Question

A function \(f(x)\) is given. Find the \(x\) values where \(f^{\prime}(x)\) has a relative maximum or minimum. \(f(x)=-x^{2}-5 x+7\)

Short answer

The function's first derivative does not have a relative maximum or minimum.

Step-by-step solution

Find the First Derivative

To find where the derivative has a relative maximum or minimum, we first determine the derivative of the function. Given \( f(x) = -x^2 - 5x + 7 \), find the first derivative \( f'(x) \). Differentiate each term to get:\[ f'(x) = \frac{d}{dx}(-x^2) + \frac{d}{dx}(-5x) + \frac{d}{dx}(7) = -2x - 5 \]

Find the Second Derivative

Next, to investigate where \( f'(x) \) has a relative maximum or minimum, find the second derivative of the function using the derivative we obtained.\[ f''(x) = \frac{d}{dx}(-2x - 5) = -2 \]

Determine the Nature of the First Derivative

Observe that the second derivative \( f''(x) = -2 \) is a constant value and never zero. Since it is negative, \( f'(x) = -2x - 5 \) is a decreasing function. This means \( f'(x) \) cannot have a relative maximum or minimum because it does not change sign.

Key concepts

Derivatives

Derivatives are a core concept in calculus used to understand the rate of change of a function. When we talk about differentiating a function, we typically mean finding its derivative, which provides a mathematical way to observe how the function behaves as its input changes. Given a function, say \( f(x) = -x^2 - 5x + 7 \), we compute its first derivative \( f'(x) \) to find the rate at which \( f(x) \) is changing at any point \( x \).

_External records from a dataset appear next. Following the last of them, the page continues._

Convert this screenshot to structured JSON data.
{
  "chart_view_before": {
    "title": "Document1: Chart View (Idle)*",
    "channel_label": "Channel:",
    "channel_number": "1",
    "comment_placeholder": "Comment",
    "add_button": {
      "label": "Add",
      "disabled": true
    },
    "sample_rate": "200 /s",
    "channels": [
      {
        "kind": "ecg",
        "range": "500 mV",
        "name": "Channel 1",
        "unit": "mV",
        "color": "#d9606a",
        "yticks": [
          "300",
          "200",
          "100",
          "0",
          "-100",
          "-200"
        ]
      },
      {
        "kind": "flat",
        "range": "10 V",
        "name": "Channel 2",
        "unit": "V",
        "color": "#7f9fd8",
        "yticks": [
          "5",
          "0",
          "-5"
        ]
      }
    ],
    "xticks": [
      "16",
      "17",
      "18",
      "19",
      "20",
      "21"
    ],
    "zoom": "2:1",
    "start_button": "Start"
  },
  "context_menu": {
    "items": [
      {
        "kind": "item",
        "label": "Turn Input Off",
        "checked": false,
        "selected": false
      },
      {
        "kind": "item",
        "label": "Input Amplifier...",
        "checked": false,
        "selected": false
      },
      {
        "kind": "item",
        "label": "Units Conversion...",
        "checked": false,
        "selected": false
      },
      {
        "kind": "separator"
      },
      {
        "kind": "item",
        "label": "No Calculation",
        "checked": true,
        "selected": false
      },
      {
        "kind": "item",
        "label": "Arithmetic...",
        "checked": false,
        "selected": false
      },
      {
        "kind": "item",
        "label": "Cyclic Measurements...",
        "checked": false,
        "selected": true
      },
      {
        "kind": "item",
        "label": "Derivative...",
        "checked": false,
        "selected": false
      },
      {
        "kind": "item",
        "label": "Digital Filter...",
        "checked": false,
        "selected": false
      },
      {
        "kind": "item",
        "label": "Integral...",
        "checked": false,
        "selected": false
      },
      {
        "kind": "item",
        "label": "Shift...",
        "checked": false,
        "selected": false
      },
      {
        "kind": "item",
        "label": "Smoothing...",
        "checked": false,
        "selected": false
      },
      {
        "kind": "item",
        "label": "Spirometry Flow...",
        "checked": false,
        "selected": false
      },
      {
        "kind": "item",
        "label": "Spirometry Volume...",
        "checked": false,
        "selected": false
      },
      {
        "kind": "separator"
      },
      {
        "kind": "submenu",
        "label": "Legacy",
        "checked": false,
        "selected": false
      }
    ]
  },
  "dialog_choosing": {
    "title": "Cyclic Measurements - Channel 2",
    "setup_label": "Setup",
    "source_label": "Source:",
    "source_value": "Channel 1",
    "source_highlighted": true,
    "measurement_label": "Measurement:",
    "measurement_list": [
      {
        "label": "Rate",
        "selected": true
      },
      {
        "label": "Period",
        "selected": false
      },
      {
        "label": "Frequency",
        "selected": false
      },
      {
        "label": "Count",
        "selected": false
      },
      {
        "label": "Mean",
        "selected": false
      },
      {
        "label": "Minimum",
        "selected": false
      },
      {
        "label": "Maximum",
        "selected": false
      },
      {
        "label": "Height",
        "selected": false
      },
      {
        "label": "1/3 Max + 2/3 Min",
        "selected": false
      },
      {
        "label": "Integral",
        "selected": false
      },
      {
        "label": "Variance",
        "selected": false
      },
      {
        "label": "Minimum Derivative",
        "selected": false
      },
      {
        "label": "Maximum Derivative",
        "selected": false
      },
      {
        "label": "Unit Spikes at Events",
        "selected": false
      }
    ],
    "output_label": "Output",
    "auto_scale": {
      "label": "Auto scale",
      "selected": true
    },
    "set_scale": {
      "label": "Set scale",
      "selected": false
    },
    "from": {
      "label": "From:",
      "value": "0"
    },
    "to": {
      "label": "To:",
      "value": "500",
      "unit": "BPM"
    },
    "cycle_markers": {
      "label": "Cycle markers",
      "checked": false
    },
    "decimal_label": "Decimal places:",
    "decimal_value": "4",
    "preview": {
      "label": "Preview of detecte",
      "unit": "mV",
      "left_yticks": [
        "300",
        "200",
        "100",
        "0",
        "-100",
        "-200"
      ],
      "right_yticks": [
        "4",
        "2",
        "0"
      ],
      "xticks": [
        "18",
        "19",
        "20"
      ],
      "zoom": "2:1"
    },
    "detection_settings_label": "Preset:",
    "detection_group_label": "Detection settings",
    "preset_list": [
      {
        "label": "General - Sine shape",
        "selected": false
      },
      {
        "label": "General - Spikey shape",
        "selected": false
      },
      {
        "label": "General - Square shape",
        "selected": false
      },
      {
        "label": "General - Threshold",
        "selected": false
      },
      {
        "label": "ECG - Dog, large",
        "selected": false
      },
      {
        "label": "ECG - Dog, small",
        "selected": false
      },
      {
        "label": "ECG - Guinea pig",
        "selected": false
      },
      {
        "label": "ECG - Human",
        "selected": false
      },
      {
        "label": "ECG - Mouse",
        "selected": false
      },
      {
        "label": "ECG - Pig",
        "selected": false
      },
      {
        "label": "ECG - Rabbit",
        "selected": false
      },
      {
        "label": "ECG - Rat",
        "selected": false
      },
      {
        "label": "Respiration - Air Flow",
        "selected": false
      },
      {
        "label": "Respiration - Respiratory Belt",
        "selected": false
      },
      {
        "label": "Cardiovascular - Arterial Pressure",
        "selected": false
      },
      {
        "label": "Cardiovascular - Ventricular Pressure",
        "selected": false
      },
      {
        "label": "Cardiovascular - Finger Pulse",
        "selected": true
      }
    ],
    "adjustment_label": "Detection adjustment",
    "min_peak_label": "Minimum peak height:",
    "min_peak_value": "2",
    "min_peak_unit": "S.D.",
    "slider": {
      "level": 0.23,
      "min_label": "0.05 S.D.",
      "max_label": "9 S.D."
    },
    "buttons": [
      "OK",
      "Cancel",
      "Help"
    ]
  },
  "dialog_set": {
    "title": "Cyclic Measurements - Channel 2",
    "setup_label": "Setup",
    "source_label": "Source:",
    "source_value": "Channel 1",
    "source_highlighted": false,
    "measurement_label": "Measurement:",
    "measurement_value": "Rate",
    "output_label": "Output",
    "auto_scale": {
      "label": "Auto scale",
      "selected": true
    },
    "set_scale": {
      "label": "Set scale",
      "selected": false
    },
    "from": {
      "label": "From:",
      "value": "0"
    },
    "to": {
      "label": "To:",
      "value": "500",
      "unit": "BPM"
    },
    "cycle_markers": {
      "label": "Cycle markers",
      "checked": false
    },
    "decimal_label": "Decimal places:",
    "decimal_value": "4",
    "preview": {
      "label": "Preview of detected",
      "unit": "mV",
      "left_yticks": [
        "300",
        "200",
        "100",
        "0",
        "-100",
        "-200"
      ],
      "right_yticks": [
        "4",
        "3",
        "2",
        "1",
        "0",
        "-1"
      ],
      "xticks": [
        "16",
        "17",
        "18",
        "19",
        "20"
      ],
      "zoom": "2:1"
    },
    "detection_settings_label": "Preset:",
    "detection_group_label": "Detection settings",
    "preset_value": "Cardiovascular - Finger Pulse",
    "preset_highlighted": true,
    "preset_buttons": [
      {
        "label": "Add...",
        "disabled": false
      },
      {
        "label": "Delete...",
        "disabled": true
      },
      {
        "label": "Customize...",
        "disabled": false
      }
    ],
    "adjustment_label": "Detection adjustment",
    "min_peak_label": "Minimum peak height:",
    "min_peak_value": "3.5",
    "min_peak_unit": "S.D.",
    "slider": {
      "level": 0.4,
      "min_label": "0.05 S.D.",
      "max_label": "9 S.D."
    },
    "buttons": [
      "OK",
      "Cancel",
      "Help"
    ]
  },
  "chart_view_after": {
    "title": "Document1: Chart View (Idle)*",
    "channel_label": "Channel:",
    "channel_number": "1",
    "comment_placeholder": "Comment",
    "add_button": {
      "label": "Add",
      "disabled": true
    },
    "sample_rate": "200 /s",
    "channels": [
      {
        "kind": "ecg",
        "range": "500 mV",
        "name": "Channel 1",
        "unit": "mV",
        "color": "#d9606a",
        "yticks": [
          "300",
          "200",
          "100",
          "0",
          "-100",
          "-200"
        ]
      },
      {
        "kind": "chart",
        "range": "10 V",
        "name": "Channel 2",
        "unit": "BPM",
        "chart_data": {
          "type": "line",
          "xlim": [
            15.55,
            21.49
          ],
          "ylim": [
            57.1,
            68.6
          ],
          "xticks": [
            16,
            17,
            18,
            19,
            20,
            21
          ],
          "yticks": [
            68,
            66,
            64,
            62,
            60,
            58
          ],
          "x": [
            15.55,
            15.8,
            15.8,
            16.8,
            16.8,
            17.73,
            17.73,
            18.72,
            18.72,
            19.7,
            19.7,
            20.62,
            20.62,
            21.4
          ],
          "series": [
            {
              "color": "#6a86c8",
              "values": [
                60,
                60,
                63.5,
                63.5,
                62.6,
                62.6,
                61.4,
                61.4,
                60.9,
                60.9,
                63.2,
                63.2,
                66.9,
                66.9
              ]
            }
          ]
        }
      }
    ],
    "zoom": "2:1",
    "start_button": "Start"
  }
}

• The power rule helps in differentiating terms like \( -x^2 \) to \( -2x \).
• For linear terms such as \( -5x \), the derivative is simply \( -5 \).
• Constants like \( 7 \) have a derivative of zero because they do not change.

Putting it all together, the derivative for our specific function is \( f'(x) = -2x - 5 \). This expression tells us how the original function \( f(x) \) slopes upwards or downwards across different \( x \) values.

Critical Points

Critical points are where the first derivative of a function is either zero or undefined. These points are important because they are potential locations for relative maxima or minima of a function.To find critical points, set the first derivative \( f'(x) \) equal to zero and solve for \( x \). For our derivative \( f'(x) = -2x - 5 \), it never equals zero due to the constant slope represented by \( -2 \). Therefore, \( -2x - 5 \) does not have critical points.
Understanding critical points gives insight into where functions may peak or dip. However, in this case, given the linear nature of \( f'(x) \), it consistently decreases, leaving no room for maxima or minima. This negative slope indicates that the function itself may have peaks or valleys elsewhere if its derivative changes form.

Second Derivative Test

The second derivative test is a method used to determine whether a critical point is a relative maximum, minimum, or neither. It involves evaluating the second derivative of a function, \( f''(x) \).The logic behind this test is:

• If \( f''(x) > 0 \) at the critical point, the function is concave upward, indicating a relative minimum.
• If \( f''(x) < 0 \) at the critical point, the function is concave downward, indicating a relative maximum.
• If \( f''(x) = 0 \), the test is inconclusive.

In our exercise, the second derivative \( f''(x) = -2 \) is constant and negative, suggesting a concave downward shape at all points. However, since the derivative \( f'(x) \) is a linear function without critical points, the test indicates no relative maxima or minima exist for \( f'(x) \). This reflects the broader nature of the function, advising us that \( f'(x) \) doesn’t have peaks or troughs due to the linear decrease signified by \( f''(x) \).